High ideals, arguably a distant consideration for many AI developers and the government agencies that, in less corrupt times, would be tasked to regulate them. But the Pope made it clear that he was more concerned with people, than product. “Through work, human beings bring their freedom, creativity and capacity for cooperation into play, contributing to the cultural and moral elevation of society. In light of this, the various kinds of job insecurity, fragmented career paths and automation must not be evaluated solely in terms of efficiency, but in relation to the dignity of the worker, the right to sufficient remuneration and the genuine possibility of participating in society.”

The Pope argues that “in the era of artificial intelligence, when human dignity is threatened by new forms of dehumanization, ours is the pressing duty to remain profoundly human. By “profoundly human” the Pope is obviously urging us to exercise our better angels; to allow no person or group of people to be treated as expendable in the process of AI development.
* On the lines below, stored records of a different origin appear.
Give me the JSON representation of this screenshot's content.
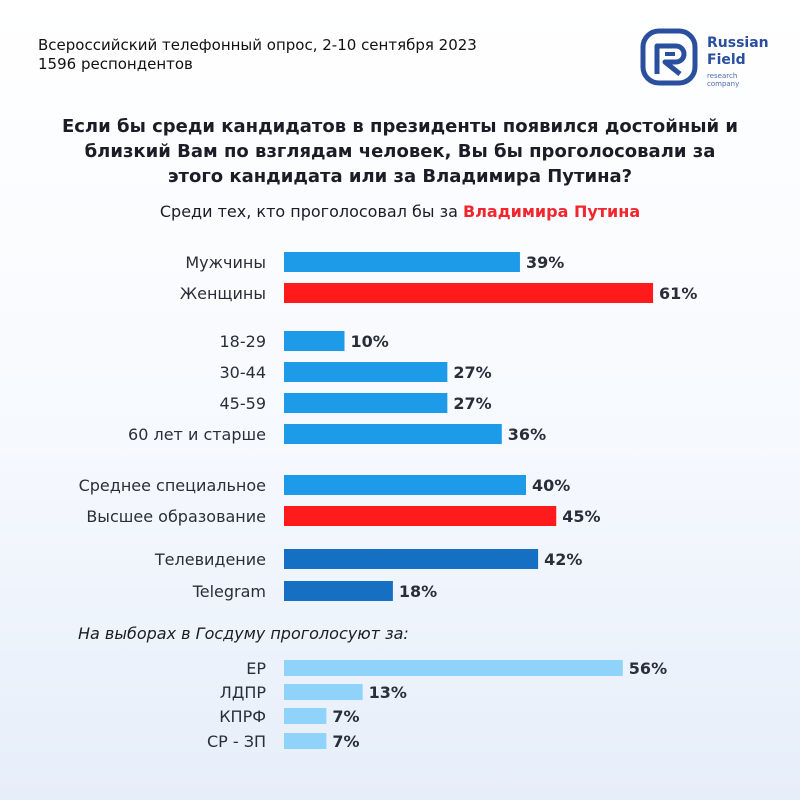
{
  "header": {
    "survey_line": "Всероссийский телефонный опрос, 2-10 сентября 2023",
    "respondents": "1596 респондентов"
  },
  "logo": {
    "word1": "Russian",
    "word2": "Field",
    "tagline": "research company"
  },
  "question": [
    "Если бы среди кандидатов в президенты появился достойный и",
    "близкий Вам по взглядам человек, Вы бы проголосовали за",
    "этого кандидата или за Владимира Путина?"
  ],
  "subtitle": {
    "prefix": "Среди тех, кто проголосовал бы за ",
    "accent": "Владимира Путина"
  },
  "section_title": "На выборах в Госдуму проголосуют за:",
  "colors": {
    "blue": "#1e9be8",
    "red": "#ff1b1b",
    "dark_blue": "#1570c4",
    "light_blue": "#8fd3fb",
    "accent_text": "#f2262e"
  },
  "chart_data": {
    "type": "bar",
    "orientation": "horizontal",
    "title": "Среди тех, кто проголосовал бы за Владимира Путина",
    "xlim": [
      0,
      100
    ],
    "unit": "%",
    "categories": [
      "Мужчины",
      "Женщины",
      "18-29",
      "30-44",
      "45-59",
      "60 лет и старше",
      "Среднее специальное",
      "Высшее образование",
      "Телевидение",
      "Telegram",
      "ЕР",
      "ЛДПР",
      "КПРФ",
      "СР - ЗП"
    ],
    "values": [
      39,
      61,
      10,
      27,
      27,
      36,
      40,
      45,
      42,
      18,
      56,
      13,
      7,
      7
    ],
    "labels": [
      "39%",
      "61%",
      "10%",
      "27%",
      "27%",
      "36%",
      "40%",
      "45%",
      "42%",
      "18%",
      "56%",
      "13%",
      "7%",
      "7%"
    ],
    "bar_colors": [
      "blue",
      "red",
      "blue",
      "blue",
      "blue",
      "blue",
      "blue",
      "red",
      "dark_blue",
      "dark_blue",
      "light_blue",
      "light_blue",
      "light_blue",
      "light_blue"
    ]
  }
}
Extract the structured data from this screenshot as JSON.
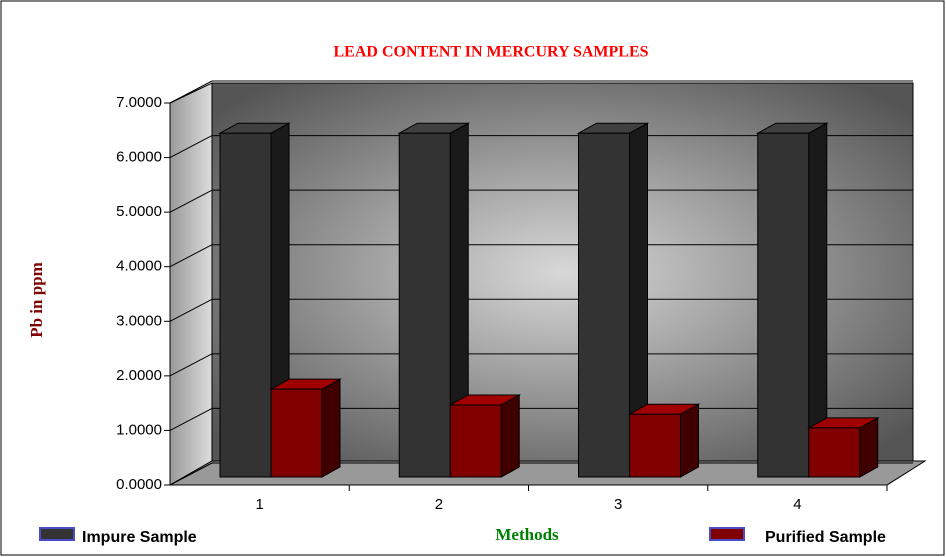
{
  "chart_data": {
    "type": "bar3d",
    "title": "LEAD CONTENT IN MERCURY SAMPLES",
    "x_label": "Methods",
    "y_label": "Pb in ppm",
    "categories": [
      "1",
      "2",
      "3",
      "4"
    ],
    "series": [
      {
        "name": "Impure Sample",
        "color": "#333333",
        "values": [
          6.3,
          6.3,
          6.3,
          6.3
        ]
      },
      {
        "name": "Purified Sample",
        "color": "#800000",
        "values": [
          1.61,
          1.32,
          1.15,
          0.9
        ]
      }
    ],
    "ylim": [
      0,
      7
    ],
    "yticks": [
      {
        "value": 0,
        "label": "0.0000"
      },
      {
        "value": 1,
        "label": "1.0000"
      },
      {
        "value": 2,
        "label": "2.0000"
      },
      {
        "value": 3,
        "label": "3.0000"
      },
      {
        "value": 4,
        "label": "4.0000"
      },
      {
        "value": 5,
        "label": "5.0000"
      },
      {
        "value": 6,
        "label": "6.0000"
      },
      {
        "value": 7,
        "label": "7.0000"
      }
    ],
    "grid": true
  }
}
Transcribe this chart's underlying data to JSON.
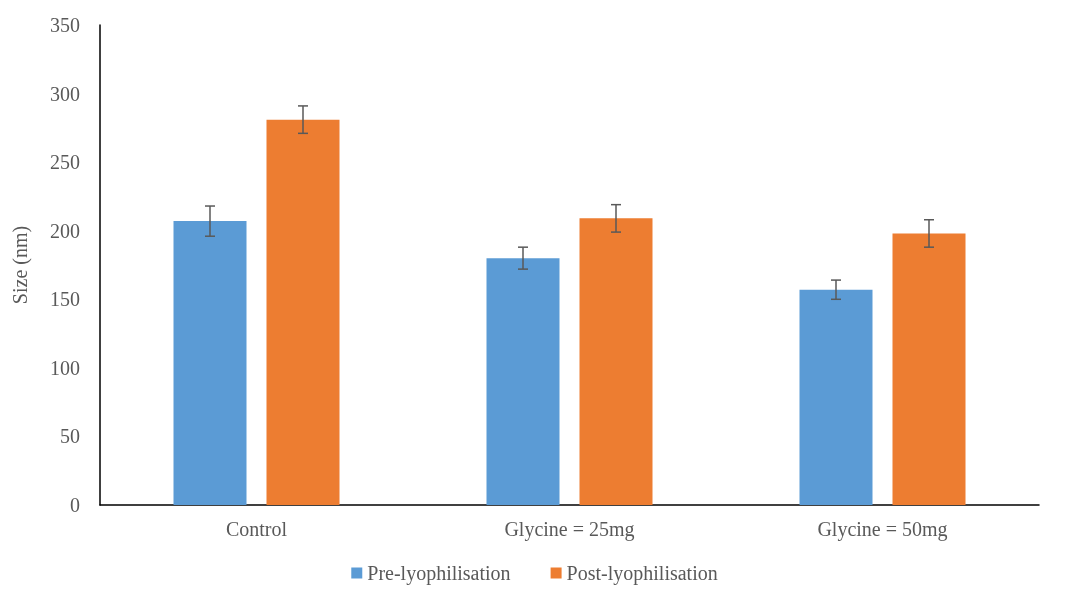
{
  "chart_data": {
    "type": "bar",
    "ylabel": "Size (nm)",
    "categories": [
      "Control",
      "Glycine = 25mg",
      "Glycine = 50mg"
    ],
    "series": [
      {
        "name": "Pre-lyophilisation",
        "color": "#5b9bd5",
        "values": [
          207,
          180,
          157
        ],
        "errors": [
          11,
          8,
          7
        ]
      },
      {
        "name": "Post-lyophilisation",
        "color": "#ed7d31",
        "values": [
          281,
          209,
          198
        ],
        "errors": [
          10,
          10,
          10
        ]
      }
    ],
    "ylim": [
      0,
      350
    ],
    "yticks": [
      0,
      50,
      100,
      150,
      200,
      250,
      300,
      350
    ],
    "grid": false,
    "legend": "bottom"
  }
}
That would take considerable commitment to mitigating potential consequences, an investment of time and resources made unlikely by the frantic quest for market share. When spiritual guidance competes with the guidance of manufactured intelligence in which hundreds of billions of dollars – soon to be trillions – have already been invested, future profits speak louder than the whispers of the Vatican.

Still, it is remarkable that a global religious leader would issue a 42,300 word document expressing apprehension and concern about the direction of technology and its effect on humankind. “True progress,” writes the Pope in his encyclical, “always stems from a heart open to others, an intelligence willing to listen, and a will that seeks what unites rather than what separates.” In today’s fractured world that seems hopelessly idealistic. But regardless of one’s relationship to Catholicism, idealism can be a powerful antidote to acquiescence and despair.

Pared down to its essence, the Pope argues for the relevance of his theology “because it provides the criteria for recognizing what humanizes or dehumanizes and what liberates or oppresses in ever-changing situations.” The message is timely, because all too often those distinctions are not widely recognized until it’s too late.

The alarm is being sounded from multiple directions. The Pope is pushing back gently with a mixture of faith and reason. Communities are using legal challenges and land usage restrictions to prevent data center development. Polls reveal widespread distrust of AI technology. And the least resourceful among us choose violence to assuage their fear and vexation. The canary is chirping faintly in the agentic AI coal mine. The quality of our collective future may well depend on who notices.